Les fichiers images sont souvent un facteur ralentissant le LCP. Pour éviter que les images ne soient pénalisantes, il est recommandé de fournir des images Responsives, adaptées en fonction de l’appareil (et non de redimensionner de grandes images à l’affichage), via les attributs images srcset (ou la balise <picture> d’HTML 5).

Une bonne compression permettra également d’accélérer le chargement de ces ressources média, le format WebP étant particulièrement performant (ce dernier n’étant pas supporté par tout les navigateurs, une solution de fallback sera nécessaire).

Un pré chargement des images pouvant être liées au LCP (Hero image) peut également être effectué (dans la partie <head>) :

<link

rel="preload"

as="image"

href="wolf.jpg"

imagesrcset="wolf_400px.jpg 400w, wolf_800px.jpg 800w, wolf_1600px.jpg 1600w"

imagesizes="50vw"

/>

 

Rendu JS côté client

Des sites utilisent énormément JavaScript côté client pour rendre les pages directement dans le navigateur. Des Frameworks comme React ou Angular permettent de modifier de façon importante le contenu d'une page web côté client plutôt que sur le serveur.

Un site rendu côté client peut avoir un impact important sur le LCP, si beaucoup de JavaScript est utilisé.
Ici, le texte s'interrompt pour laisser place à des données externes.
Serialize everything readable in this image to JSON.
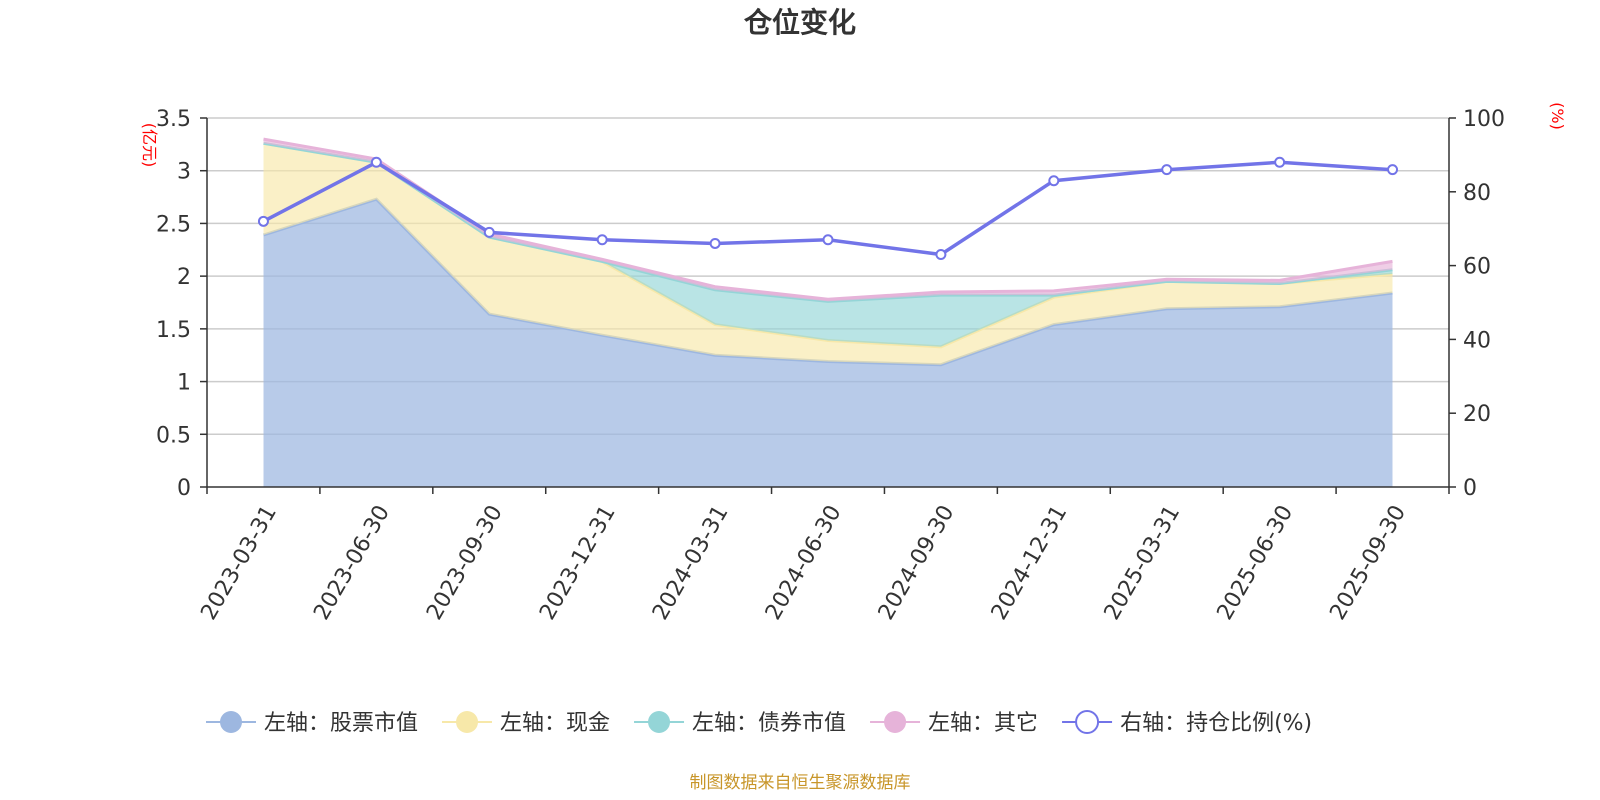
{
  "chart_data": {
    "type": "area",
    "title": "仓位变化",
    "categories": [
      "2023-03-31",
      "2023-06-30",
      "2023-09-30",
      "2023-12-31",
      "2024-03-31",
      "2024-06-30",
      "2024-09-30",
      "2024-12-31",
      "2025-03-31",
      "2025-06-30",
      "2025-09-30"
    ],
    "left_axis": {
      "unit": "(亿元)",
      "ylim": [
        0,
        3.5
      ],
      "ticks": [
        "0",
        "0.5",
        "1",
        "1.5",
        "2",
        "2.5",
        "3",
        "3.5"
      ]
    },
    "right_axis": {
      "unit": "(%)",
      "ylim": [
        0,
        100
      ],
      "ticks": [
        "0",
        "20",
        "40",
        "60",
        "80",
        "100"
      ]
    },
    "series": [
      {
        "name": "左轴：股票市值",
        "axis": "left",
        "stacked": true,
        "color": "#9db7e0",
        "values": [
          2.39,
          2.73,
          1.64,
          1.44,
          1.25,
          1.19,
          1.16,
          1.54,
          1.69,
          1.71,
          1.84
        ]
      },
      {
        "name": "左轴：现金",
        "axis": "left",
        "stacked": true,
        "color": "#f7e8a9",
        "values": [
          0.87,
          0.35,
          0.73,
          0.7,
          0.29,
          0.2,
          0.17,
          0.26,
          0.26,
          0.22,
          0.18
        ]
      },
      {
        "name": "左轴：债券市值",
        "axis": "left",
        "stacked": true,
        "color": "#94d5d7",
        "values": [
          0.0,
          0.0,
          0.0,
          0.0,
          0.33,
          0.37,
          0.49,
          0.02,
          0.0,
          0.0,
          0.04
        ]
      },
      {
        "name": "左轴：其它",
        "axis": "left",
        "stacked": true,
        "color": "#e6b3d9",
        "values": [
          0.04,
          0.03,
          0.03,
          0.02,
          0.03,
          0.02,
          0.03,
          0.04,
          0.02,
          0.03,
          0.08
        ]
      },
      {
        "name": "右轴：持仓比例(%)",
        "axis": "right",
        "type": "line",
        "color": "#7274e8",
        "values": [
          72,
          88,
          69,
          67,
          66,
          67,
          63,
          83,
          86,
          88,
          86
        ]
      }
    ],
    "legend_position": "bottom"
  },
  "source": "制图数据来自恒生聚源数据库"
}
Si aucune optimisation n'est mise en place, les utilisateurs ne pourront pas interagir avec le contenu de la page avant que tous les fichiers JavaScript essentiels aient été téléchargés et exécutés.
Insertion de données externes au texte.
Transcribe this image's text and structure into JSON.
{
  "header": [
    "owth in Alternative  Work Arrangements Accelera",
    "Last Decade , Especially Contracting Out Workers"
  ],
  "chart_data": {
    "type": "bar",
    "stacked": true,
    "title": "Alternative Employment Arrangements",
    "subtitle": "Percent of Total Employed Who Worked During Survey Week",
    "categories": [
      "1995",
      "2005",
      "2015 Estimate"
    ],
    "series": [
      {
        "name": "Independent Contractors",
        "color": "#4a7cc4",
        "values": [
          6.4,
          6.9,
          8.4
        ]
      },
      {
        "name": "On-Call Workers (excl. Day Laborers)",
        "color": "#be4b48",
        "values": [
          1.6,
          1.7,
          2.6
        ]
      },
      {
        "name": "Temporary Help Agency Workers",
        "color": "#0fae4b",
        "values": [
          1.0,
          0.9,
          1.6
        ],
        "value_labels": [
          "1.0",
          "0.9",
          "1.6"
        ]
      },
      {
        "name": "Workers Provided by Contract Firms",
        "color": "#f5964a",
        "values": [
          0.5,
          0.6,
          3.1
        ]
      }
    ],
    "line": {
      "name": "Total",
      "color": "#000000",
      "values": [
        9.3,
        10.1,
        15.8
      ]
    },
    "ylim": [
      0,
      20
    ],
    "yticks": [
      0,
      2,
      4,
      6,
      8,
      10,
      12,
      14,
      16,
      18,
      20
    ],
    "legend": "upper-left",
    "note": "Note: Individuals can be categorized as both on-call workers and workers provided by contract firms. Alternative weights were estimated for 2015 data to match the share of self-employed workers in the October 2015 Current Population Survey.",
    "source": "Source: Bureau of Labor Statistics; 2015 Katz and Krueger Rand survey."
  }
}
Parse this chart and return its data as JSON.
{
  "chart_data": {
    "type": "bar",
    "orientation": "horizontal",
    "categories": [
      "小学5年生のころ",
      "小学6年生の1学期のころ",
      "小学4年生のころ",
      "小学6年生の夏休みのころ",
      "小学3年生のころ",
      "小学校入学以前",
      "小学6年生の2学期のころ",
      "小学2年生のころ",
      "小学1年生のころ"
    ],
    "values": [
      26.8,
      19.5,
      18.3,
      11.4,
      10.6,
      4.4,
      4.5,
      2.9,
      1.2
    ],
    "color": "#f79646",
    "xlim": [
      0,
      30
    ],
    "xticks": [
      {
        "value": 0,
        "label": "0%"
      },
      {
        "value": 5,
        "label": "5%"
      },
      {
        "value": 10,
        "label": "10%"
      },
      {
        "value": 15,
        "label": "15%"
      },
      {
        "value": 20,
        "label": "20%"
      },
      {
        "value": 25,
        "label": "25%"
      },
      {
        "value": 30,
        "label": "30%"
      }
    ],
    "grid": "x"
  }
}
La mise en place de Server-Side-Rendering peut permettre de limiter le temps d’exécution du JS côté client, et donc d’avoir un meilleur LCP. Cela demandera cependant un système de cache efficace, pour éviter de surcharger le serveur (l’exécution du JS étant consommatrice de ressources).

 

Comment suivre le LCP

Les outils de Synthetic Monitoring comme LightHouse, WebPageTest ou encore l’extension Chrome « Web Vitals » (https://chrome.google.com/webstore/detail/web-vitals/ahfhijdlegdabablpippeagghigmibma) seront un bon moyen de tester le LCP sur différentes typologies de pages.
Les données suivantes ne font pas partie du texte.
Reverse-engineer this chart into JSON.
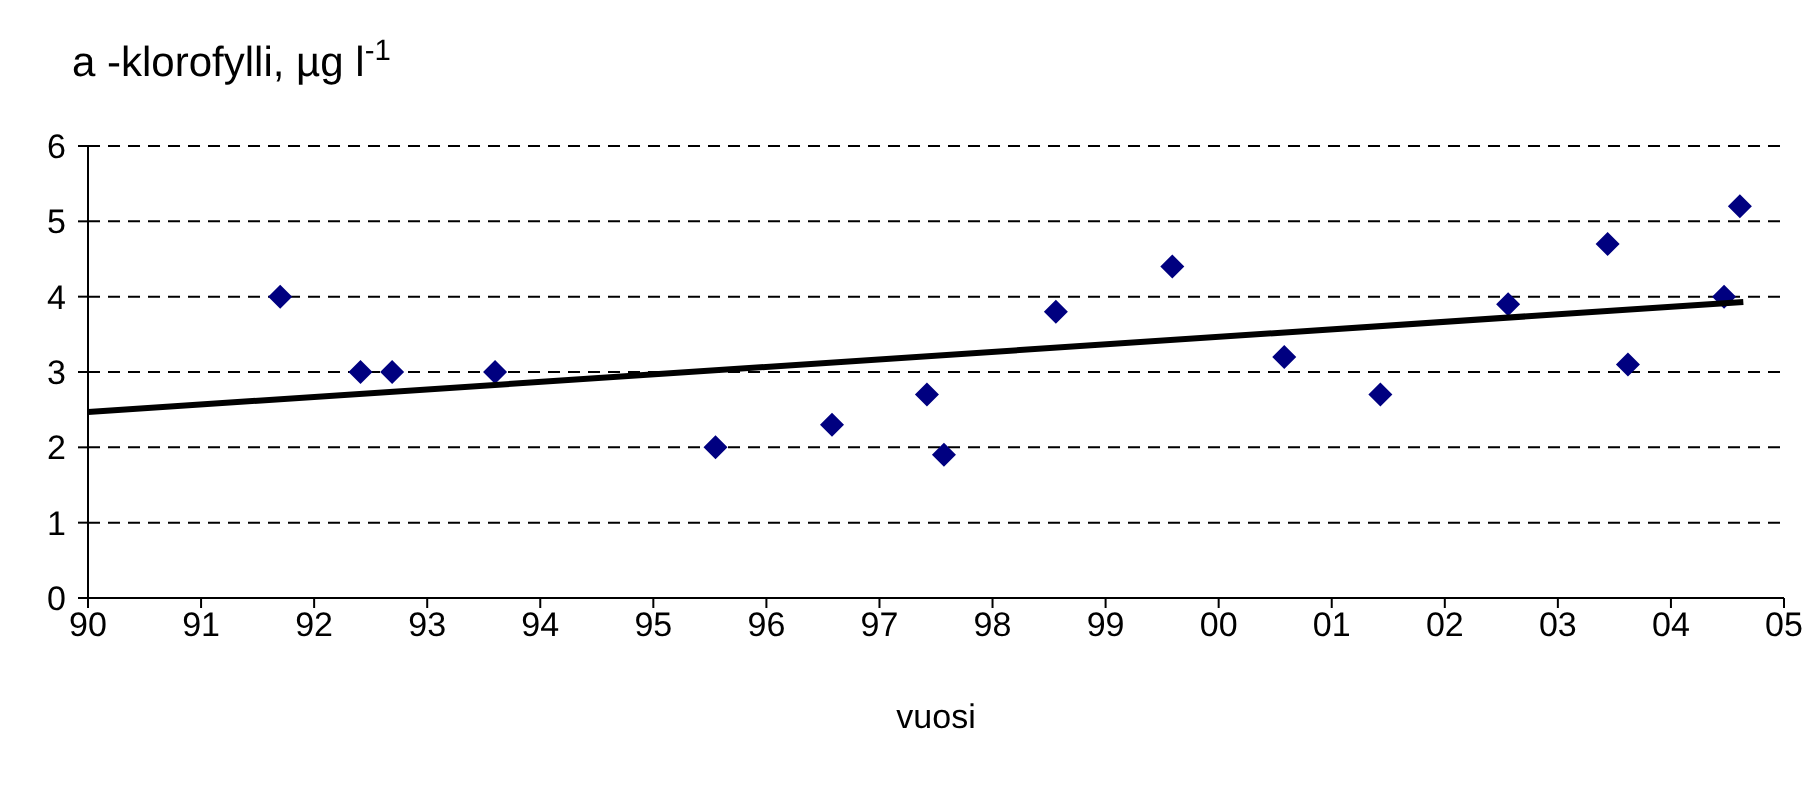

Pour avoir une vision Rum (Real User Monitoring) avec de vraies données utilisateurs (et non des tests unitaires), PageSpeedInsights vous permettra de remonter les informations issues du ChromeUserExperience, avec des données réelles sur les 28 derniers jours.

Toutes les URL n’ayant pas forcément suffisamment de données pour que Google puisse les agréger dans son rapport, et cet indicateur pouvant fortement varier d’une page à l’autre, une bonne solution alternative sera de passer par la librairie Web Vitals qui remontera le LCP de vos utilisateurs directement dans Google Analytics : https://github.com/GoogleChrome/web-vitals

Pour conclure, le LCP est une mesure importante, qui inclut de nombreuses étapes liées au chargement d’une page Web, et demande la prise en compte de plusieurs éléments : chacun des critères passés en revue peut avoir une influence, mais c’est la combinaison de toutes les optimisations (liste non exhaustive) qui fera la différence.